Improve Monitoring Efficiency

Monitoring services on an IP network can be resource-intensive, especially in cases where many of the services are not available. When a service is offline or unreachable, the monitoring system spends most of its time waiting for retries and timeouts. To improve efficiency, Horizon deems all services on an interface to be down if the critical service is down. Horizon uses ICMP as the critical service by default.

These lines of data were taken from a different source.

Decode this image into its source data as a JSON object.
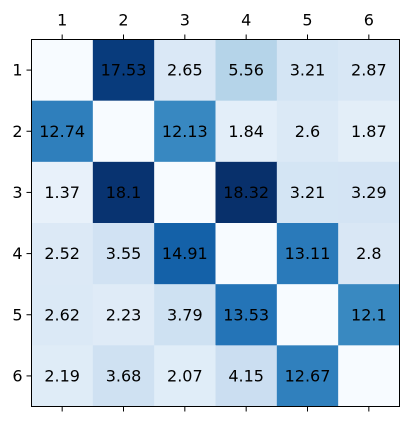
{
  "chart_data": {
    "type": "heatmap",
    "title": "",
    "xlabel": "",
    "ylabel": "",
    "x_ticks": [
      "1",
      "2",
      "3",
      "4",
      "5",
      "6"
    ],
    "y_ticks": [
      "1",
      "2",
      "3",
      "4",
      "5",
      "6"
    ],
    "x_tick_position": "top",
    "colormap": "Blues",
    "value_range": [
      0,
      18.32
    ],
    "values": [
      [
        0,
        17.53,
        2.65,
        5.56,
        3.21,
        2.87
      ],
      [
        12.74,
        0,
        12.13,
        1.84,
        2.6,
        1.87
      ],
      [
        1.37,
        18.1,
        0,
        18.32,
        3.21,
        3.29
      ],
      [
        2.52,
        3.55,
        14.91,
        0,
        13.11,
        2.8
      ],
      [
        2.62,
        2.23,
        3.79,
        13.53,
        0,
        12.1
      ],
      [
        2.19,
        3.68,
        2.07,
        4.15,
        12.67,
        0
      ]
    ],
    "cell_labels": [
      [
        "",
        "17.53",
        "2.65",
        "5.56",
        "3.21",
        "2.87"
      ],
      [
        "12.74",
        "",
        "12.13",
        "1.84",
        "2.6",
        "1.87"
      ],
      [
        "1.37",
        "18.1",
        "",
        "18.32",
        "3.21",
        "3.29"
      ],
      [
        "2.52",
        "3.55",
        "14.91",
        "",
        "13.11",
        "2.8"
      ],
      [
        "2.62",
        "2.23",
        "3.79",
        "13.53",
        "",
        "12.1"
      ],
      [
        "2.19",
        "3.68",
        "2.07",
        "4.15",
        "12.67",
        ""
      ]
    ],
    "grid": false,
    "legend": false
  }
}
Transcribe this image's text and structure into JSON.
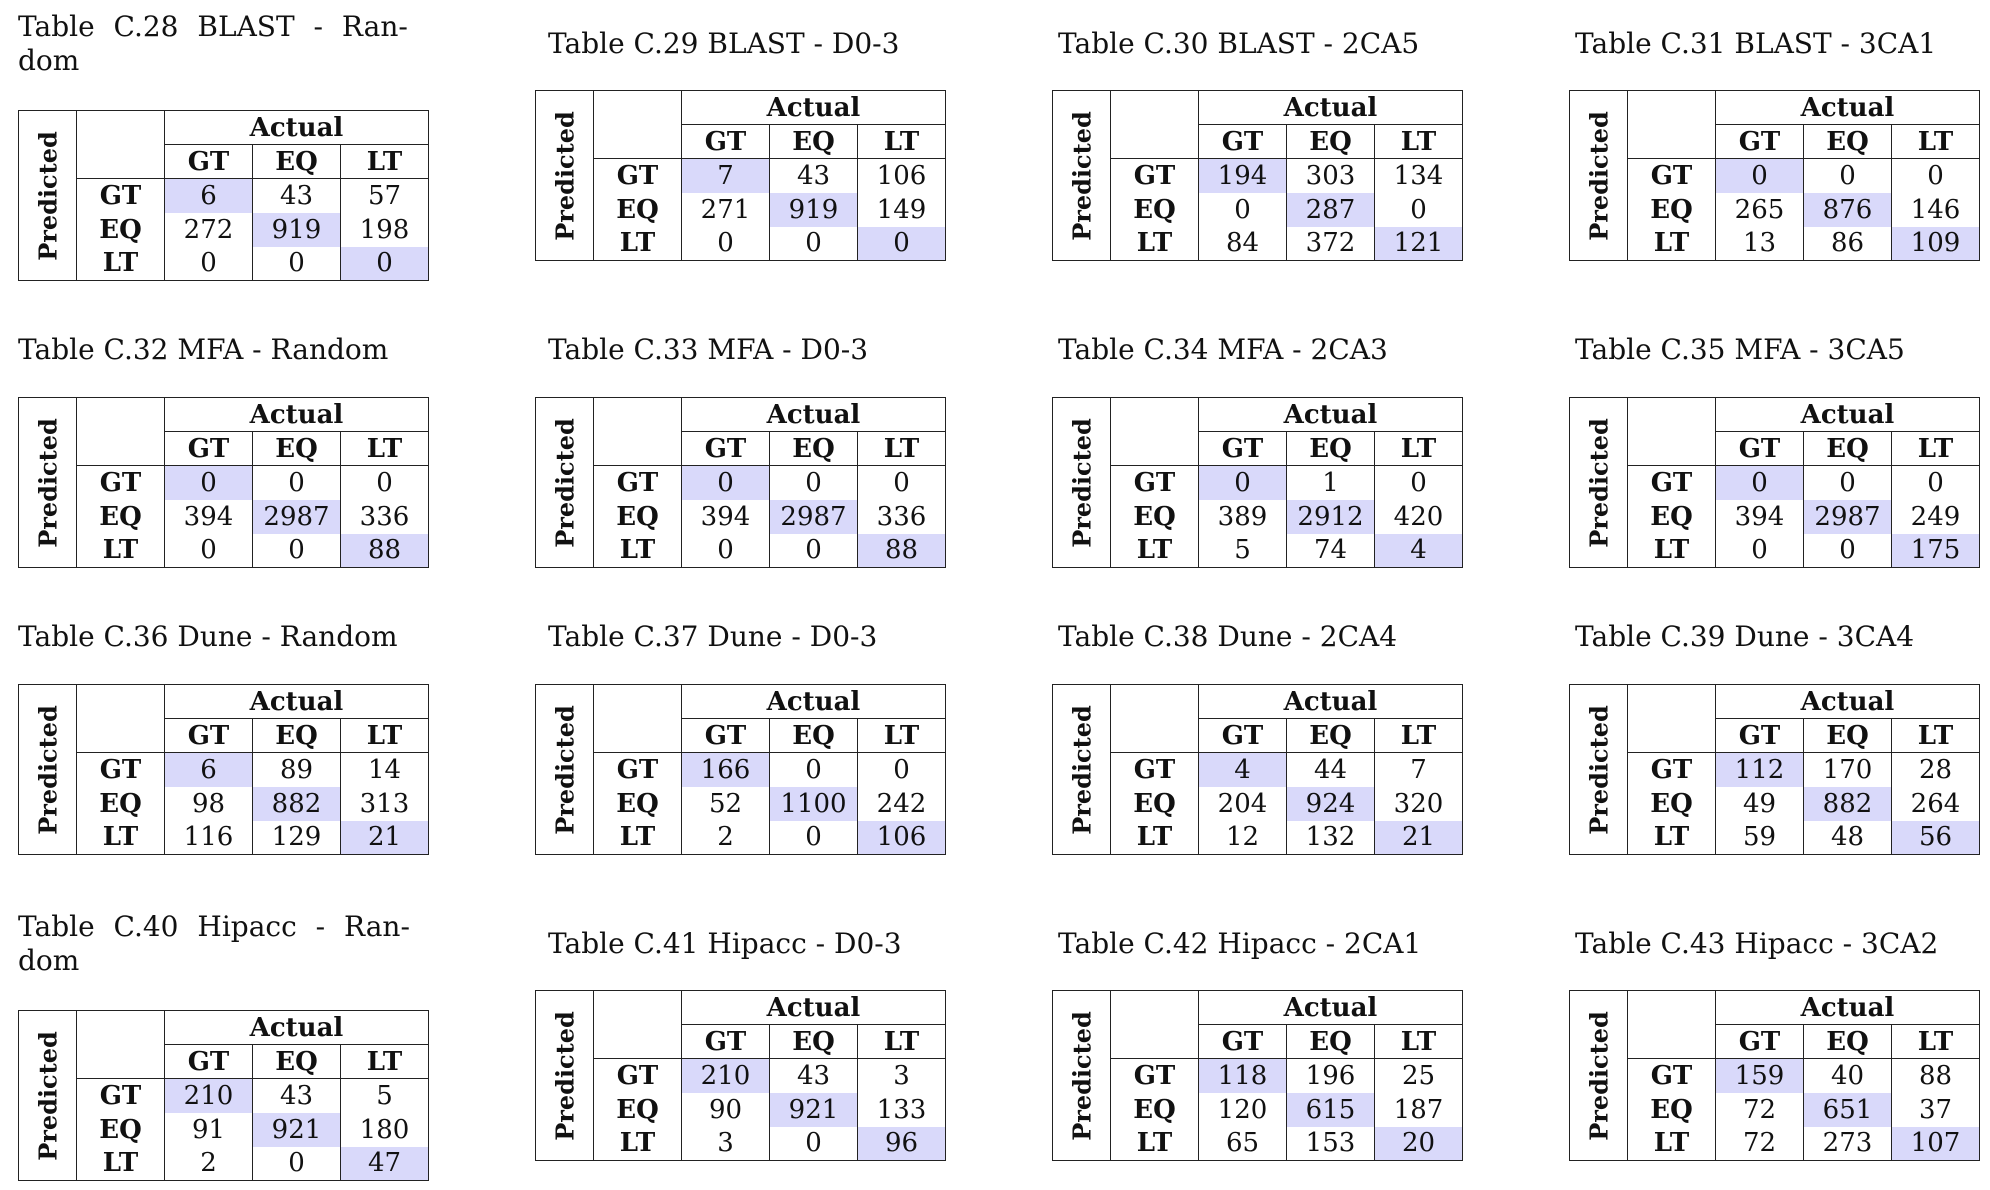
{
  "tables": [
    {
      "caption": "Table C.28 BLAST - Random",
      "rows": [
        [
          "6",
          "43",
          "57"
        ],
        [
          "272",
          "919",
          "198"
        ],
        [
          "0",
          "0",
          "0"
        ]
      ]
    },
    {
      "caption": "Table C.29 BLAST - D0-3",
      "rows": [
        [
          "7",
          "43",
          "106"
        ],
        [
          "271",
          "919",
          "149"
        ],
        [
          "0",
          "0",
          "0"
        ]
      ]
    },
    {
      "caption": "Table C.30 BLAST - 2CA5",
      "rows": [
        [
          "194",
          "303",
          "134"
        ],
        [
          "0",
          "287",
          "0"
        ],
        [
          "84",
          "372",
          "121"
        ]
      ]
    },
    {
      "caption": "Table C.31 BLAST - 3CA1",
      "rows": [
        [
          "0",
          "0",
          "0"
        ],
        [
          "265",
          "876",
          "146"
        ],
        [
          "13",
          "86",
          "109"
        ]
      ]
    },
    {
      "caption": "Table C.32 MFA - Random",
      "rows": [
        [
          "0",
          "0",
          "0"
        ],
        [
          "394",
          "2987",
          "336"
        ],
        [
          "0",
          "0",
          "88"
        ]
      ]
    },
    {
      "caption": "Table C.33 MFA - D0-3",
      "rows": [
        [
          "0",
          "0",
          "0"
        ],
        [
          "394",
          "2987",
          "336"
        ],
        [
          "0",
          "0",
          "88"
        ]
      ]
    },
    {
      "caption": "Table C.34 MFA - 2CA3",
      "rows": [
        [
          "0",
          "1",
          "0"
        ],
        [
          "389",
          "2912",
          "420"
        ],
        [
          "5",
          "74",
          "4"
        ]
      ]
    },
    {
      "caption": "Table C.35 MFA - 3CA5",
      "rows": [
        [
          "0",
          "0",
          "0"
        ],
        [
          "394",
          "2987",
          "249"
        ],
        [
          "0",
          "0",
          "175"
        ]
      ]
    },
    {
      "caption": "Table C.36 Dune - Random",
      "rows": [
        [
          "6",
          "89",
          "14"
        ],
        [
          "98",
          "882",
          "313"
        ],
        [
          "116",
          "129",
          "21"
        ]
      ]
    },
    {
      "caption": "Table C.37 Dune - D0-3",
      "rows": [
        [
          "166",
          "0",
          "0"
        ],
        [
          "52",
          "1100",
          "242"
        ],
        [
          "2",
          "0",
          "106"
        ]
      ]
    },
    {
      "caption": "Table C.38 Dune - 2CA4",
      "rows": [
        [
          "4",
          "44",
          "7"
        ],
        [
          "204",
          "924",
          "320"
        ],
        [
          "12",
          "132",
          "21"
        ]
      ]
    },
    {
      "caption": "Table C.39 Dune - 3CA4",
      "rows": [
        [
          "112",
          "170",
          "28"
        ],
        [
          "49",
          "882",
          "264"
        ],
        [
          "59",
          "48",
          "56"
        ]
      ]
    },
    {
      "caption": "Table C.40 Hipacc - Random",
      "rows": [
        [
          "210",
          "43",
          "5"
        ],
        [
          "91",
          "921",
          "180"
        ],
        [
          "2",
          "0",
          "47"
        ]
      ]
    },
    {
      "caption": "Table C.41 Hipacc - D0-3",
      "rows": [
        [
          "210",
          "43",
          "3"
        ],
        [
          "90",
          "921",
          "133"
        ],
        [
          "3",
          "0",
          "96"
        ]
      ]
    },
    {
      "caption": "Table C.42 Hipacc - 2CA1",
      "rows": [
        [
          "118",
          "196",
          "25"
        ],
        [
          "120",
          "615",
          "187"
        ],
        [
          "65",
          "153",
          "20"
        ]
      ]
    },
    {
      "caption": "Table C.43 Hipacc - 3CA2",
      "rows": [
        [
          "159",
          "40",
          "88"
        ],
        [
          "72",
          "651",
          "37"
        ],
        [
          "72",
          "273",
          "107"
        ]
      ]
    }
  ],
  "wrapped_captions": {
    "0": [
      "Table C.28 BLAST - Ran-",
      "dom"
    ],
    "12": [
      "Table C.40 Hipacc - Ran-",
      "dom"
    ]
  },
  "labels": {
    "actual": "Actual",
    "predicted": "Predicted",
    "classes": [
      "GT",
      "EQ",
      "LT"
    ]
  },
  "colors": {
    "diagonal": "#d9d9fa",
    "border": "#222222"
  }
}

The following image shows how to use critical services to generate these events:

Example of three nodes experiencing varying critical service events

Figure 1. Examples of service assurance with pollerd

All critical services are up on the node; only a nodeLostService event is sent.
A critical service on one of many IP interfaces is down; an interfaceDown event is sent. All other services are not tested, and no other events are sent. These services are assumed to be unreachable.
All critical services on the node are down, and only a nodeDown event is sent. All other services on the other IP interfaces are not tested, and no events are sent. These services are assumed to be unreachable.

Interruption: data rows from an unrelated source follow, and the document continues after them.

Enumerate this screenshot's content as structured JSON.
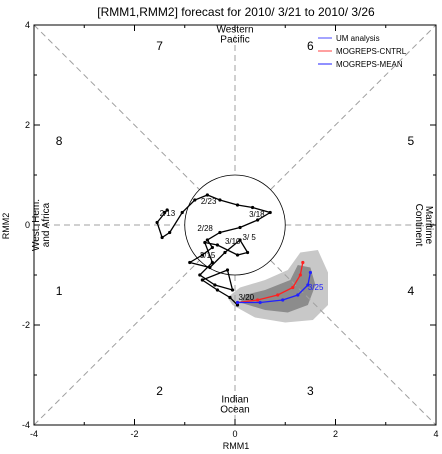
{
  "chart_data": {
    "type": "line",
    "title": "[RMM1,RMM2] forecast for 2010/ 3/21 to 2010/ 3/26",
    "xlabel": "RMM1",
    "ylabel": "RMM2",
    "xlim": [
      -4,
      4
    ],
    "ylim": [
      -4,
      4
    ],
    "x_ticks": [
      "-4",
      "-2",
      "0",
      "2",
      "4"
    ],
    "y_ticks": [
      "-4",
      "-2",
      "0",
      "2",
      "4"
    ],
    "grid": false,
    "legend_position": "top-right",
    "unit_circle_radius": 1,
    "phases": [
      {
        "label": "1",
        "x": -3.5,
        "y": -1.4
      },
      {
        "label": "2",
        "x": -1.5,
        "y": -3.4
      },
      {
        "label": "3",
        "x": 1.5,
        "y": -3.4
      },
      {
        "label": "4",
        "x": 3.5,
        "y": -1.4
      },
      {
        "label": "5",
        "x": 3.5,
        "y": 1.6
      },
      {
        "label": "6",
        "x": 1.5,
        "y": 3.5
      },
      {
        "label": "7",
        "x": -1.5,
        "y": 3.5
      },
      {
        "label": "8",
        "x": -3.5,
        "y": 1.6
      }
    ],
    "regions": [
      {
        "lines": [
          "Western",
          "Pacific"
        ],
        "x": 0,
        "y": 3.85,
        "rotation": 0
      },
      {
        "lines": [
          "Indian",
          "Ocean"
        ],
        "x": 0,
        "y": -3.55,
        "rotation": 0
      },
      {
        "lines": [
          "West. Hem.",
          "and Africa"
        ],
        "x": -3.9,
        "y": 0,
        "rotation": -90
      },
      {
        "lines": [
          "Maritime",
          "Continent"
        ],
        "x": 3.8,
        "y": 0,
        "rotation": 90
      }
    ],
    "legend": [
      {
        "label": "UM analysis",
        "color": "#4a4aff"
      },
      {
        "label": "MOGREPS-CNTRL",
        "color": "#ff4040"
      },
      {
        "label": "MOGREPS-MEAN",
        "color": "#2020ff"
      }
    ],
    "series": [
      {
        "name": "UM analysis",
        "color": "#000000",
        "x": [
          -1.4,
          -1.35,
          -1.55,
          -1.45,
          -1.3,
          -1.05,
          -0.8,
          -0.55,
          -0.3,
          0.05,
          0.35,
          0.7,
          0.45,
          0.1,
          -0.3,
          -0.55,
          -0.45,
          -0.65,
          -0.9,
          -0.5,
          -0.2,
          0.1,
          0.25,
          0.05,
          -0.35,
          -0.6,
          -0.45,
          -0.7,
          -0.4,
          -0.05,
          -0.15,
          -0.65,
          -0.35,
          -0.1,
          0.05
        ],
        "y": [
          0.25,
          0.3,
          0.05,
          -0.25,
          -0.15,
          0.25,
          0.5,
          0.6,
          0.5,
          0.4,
          0.35,
          0.25,
          0.1,
          -0.05,
          -0.15,
          -0.3,
          -0.45,
          -0.6,
          -0.75,
          -0.85,
          -0.55,
          -0.3,
          -0.55,
          -0.6,
          -0.4,
          -0.35,
          -0.75,
          -1.0,
          -1.2,
          -1.3,
          -0.9,
          -1.1,
          -1.3,
          -1.45,
          -1.6
        ],
        "annotations": [
          {
            "label": "2/13",
            "x": -1.5,
            "y": 0.18
          },
          {
            "label": "2/23",
            "x": -0.68,
            "y": 0.42
          },
          {
            "label": "3/18",
            "x": 0.28,
            "y": 0.16
          },
          {
            "label": "2/28",
            "x": -0.75,
            "y": -0.12
          },
          {
            "label": "3/ 5",
            "x": 0.15,
            "y": -0.3
          },
          {
            "label": "3/15",
            "x": -0.7,
            "y": -0.66
          },
          {
            "label": "3/10",
            "x": -0.2,
            "y": -0.38
          }
        ]
      },
      {
        "name": "MOGREPS-CNTRL",
        "color": "#ff2020",
        "x": [
          0.05,
          0.45,
          0.85,
          1.15,
          1.3,
          1.35
        ],
        "y": [
          -1.55,
          -1.5,
          -1.4,
          -1.25,
          -1.0,
          -0.75
        ],
        "annotations": [
          {
            "label": "3/20",
            "x": 0.07,
            "y": -1.5
          }
        ]
      },
      {
        "name": "MOGREPS-MEAN",
        "color": "#2020ff",
        "x": [
          0.05,
          0.5,
          0.95,
          1.25,
          1.45,
          1.5
        ],
        "y": [
          -1.55,
          -1.55,
          -1.5,
          -1.4,
          -1.2,
          -0.95
        ],
        "annotations": [
          {
            "label": "3/25",
            "x": 1.45,
            "y": -1.3
          }
        ]
      }
    ],
    "spread_outer": [
      [
        -0.05,
        -1.6
      ],
      [
        0.4,
        -1.85
      ],
      [
        1.0,
        -1.95
      ],
      [
        1.55,
        -1.9
      ],
      [
        1.85,
        -1.6
      ],
      [
        1.85,
        -0.95
      ],
      [
        1.65,
        -0.5
      ],
      [
        1.3,
        -0.55
      ],
      [
        1.05,
        -0.9
      ],
      [
        0.6,
        -1.1
      ],
      [
        0.1,
        -1.25
      ],
      [
        -0.15,
        -1.45
      ]
    ],
    "spread_inner": [
      [
        0.1,
        -1.55
      ],
      [
        0.6,
        -1.7
      ],
      [
        1.05,
        -1.75
      ],
      [
        1.45,
        -1.6
      ],
      [
        1.6,
        -1.2
      ],
      [
        1.5,
        -0.85
      ],
      [
        1.25,
        -0.8
      ],
      [
        1.1,
        -1.1
      ],
      [
        0.6,
        -1.3
      ],
      [
        0.2,
        -1.4
      ]
    ]
  }
}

Horizon uses critical services to correlate outages to a nodeDown or interfaceDown event. This is a global configuration setting for pollerd, and is defined in poller-configuration.xml. It is enabled by default.

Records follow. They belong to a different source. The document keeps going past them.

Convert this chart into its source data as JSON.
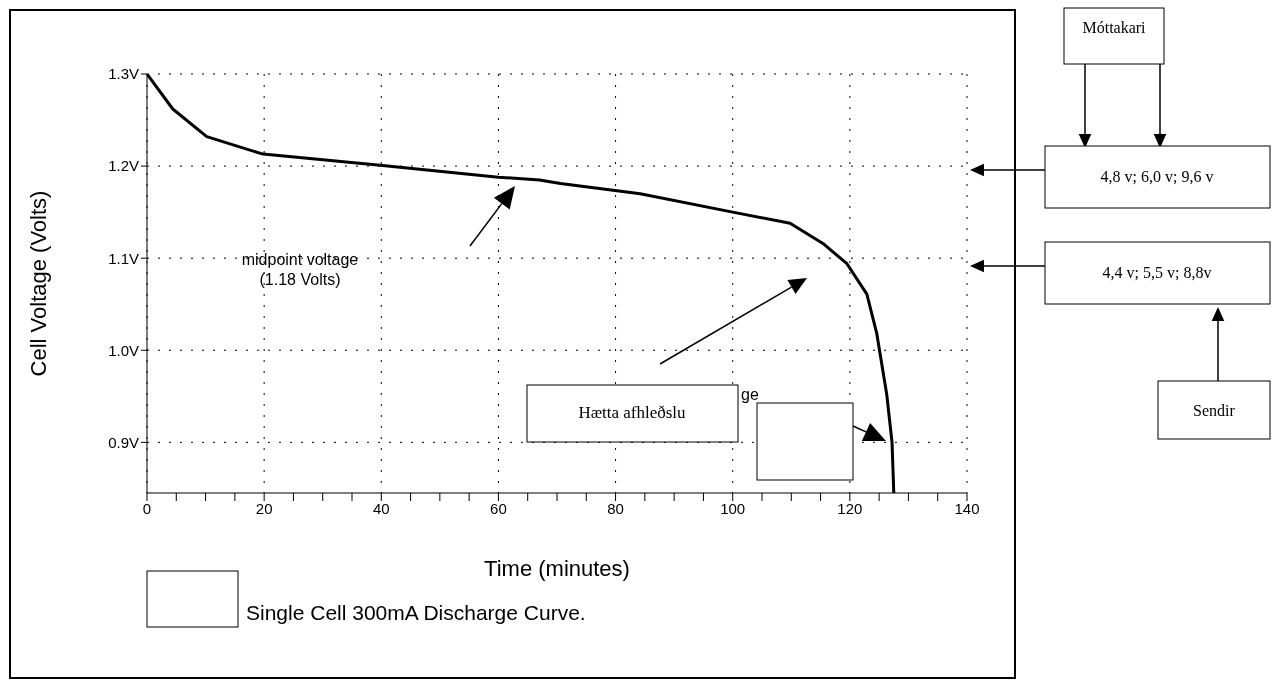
{
  "chart_data": {
    "type": "line",
    "xlabel": "Time (minutes)",
    "ylabel": "Cell Voltage (Volts)",
    "x": [
      0,
      4.4,
      10.2,
      19.8,
      39.8,
      60,
      67,
      70.6,
      84.2,
      100,
      109.8,
      115.4,
      119.5,
      122.9,
      124.6,
      126.3,
      127.2,
      127.5
    ],
    "series": [
      {
        "color": "#000000",
        "values": [
          1.3,
          1.262,
          1.232,
          1.213,
          1.201,
          1.188,
          1.185,
          1.181,
          1.17,
          1.15,
          1.138,
          1.116,
          1.094,
          1.061,
          1.018,
          0.952,
          0.9,
          0.845
        ]
      }
    ],
    "xlim": [
      0,
      140
    ],
    "xticks": [
      0,
      {
        "value": 5,
        "label": null
      },
      {
        "value": 10,
        "label": null
      },
      {
        "value": 15,
        "label": null
      },
      20,
      {
        "value": 25,
        "label": null
      },
      {
        "value": 30,
        "label": null
      },
      {
        "value": 35,
        "label": null
      },
      40,
      {
        "value": 45,
        "label": null
      },
      {
        "value": 50,
        "label": null
      },
      {
        "value": 55,
        "label": null
      },
      60,
      {
        "value": 65,
        "label": null
      },
      {
        "value": 70,
        "label": null
      },
      {
        "value": 75,
        "label": null
      },
      80,
      {
        "value": 85,
        "label": null
      },
      {
        "value": 90,
        "label": null
      },
      {
        "value": 95,
        "label": null
      },
      100,
      {
        "value": 105,
        "label": null
      },
      {
        "value": 110,
        "label": null
      },
      {
        "value": 115,
        "label": null
      },
      120,
      {
        "value": 125,
        "label": null
      },
      {
        "value": 130,
        "label": null
      },
      {
        "value": 135,
        "label": null
      },
      140
    ],
    "ylim": [
      0.845,
      1.3
    ],
    "yticks": [
      {
        "value": 0.9,
        "label": "0.9V"
      },
      {
        "value": 1.0,
        "label": "1.0V"
      },
      {
        "value": 1.1,
        "label": "1.1V"
      },
      {
        "value": 1.2,
        "label": "1.2V"
      },
      {
        "value": 1.3,
        "label": "1.3V"
      }
    ],
    "grid": true,
    "annotations": [
      "midpoint voltage\n(1.18 Volts)",
      "Hætta afhleðslu",
      "ge",
      "Single Cell 300mA Discharge Curve.",
      "Móttakari",
      "4,8 v; 6,0 v; 9,6 v",
      "4,4 v; 5,5 v; 8,8v",
      "Sendir"
    ]
  }
}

Critical service configuration in pollerd

<poller-configuration threads="30"
                      pathOutageEnabled="false"
                      serviceUnresponsiveEnabled="false">

<node-outage status="on" (1)
      pollAllIfNoCriticalServiceDefined="true"> (2)
      <critical-service name="ICMP" /> (3)
</node-outage>

1	Allow node outage correlation based on a critical service.
2	(Optional) For nodes without a critical service, this option controls the polling behavior during a node outage. If set to `true`, all services will be polled. If set to `false`, the first service in the package that exists on the node will be polled until service is restored. When service is restored, polling will resume for all services.
3	Define the critical service for node outage correlation.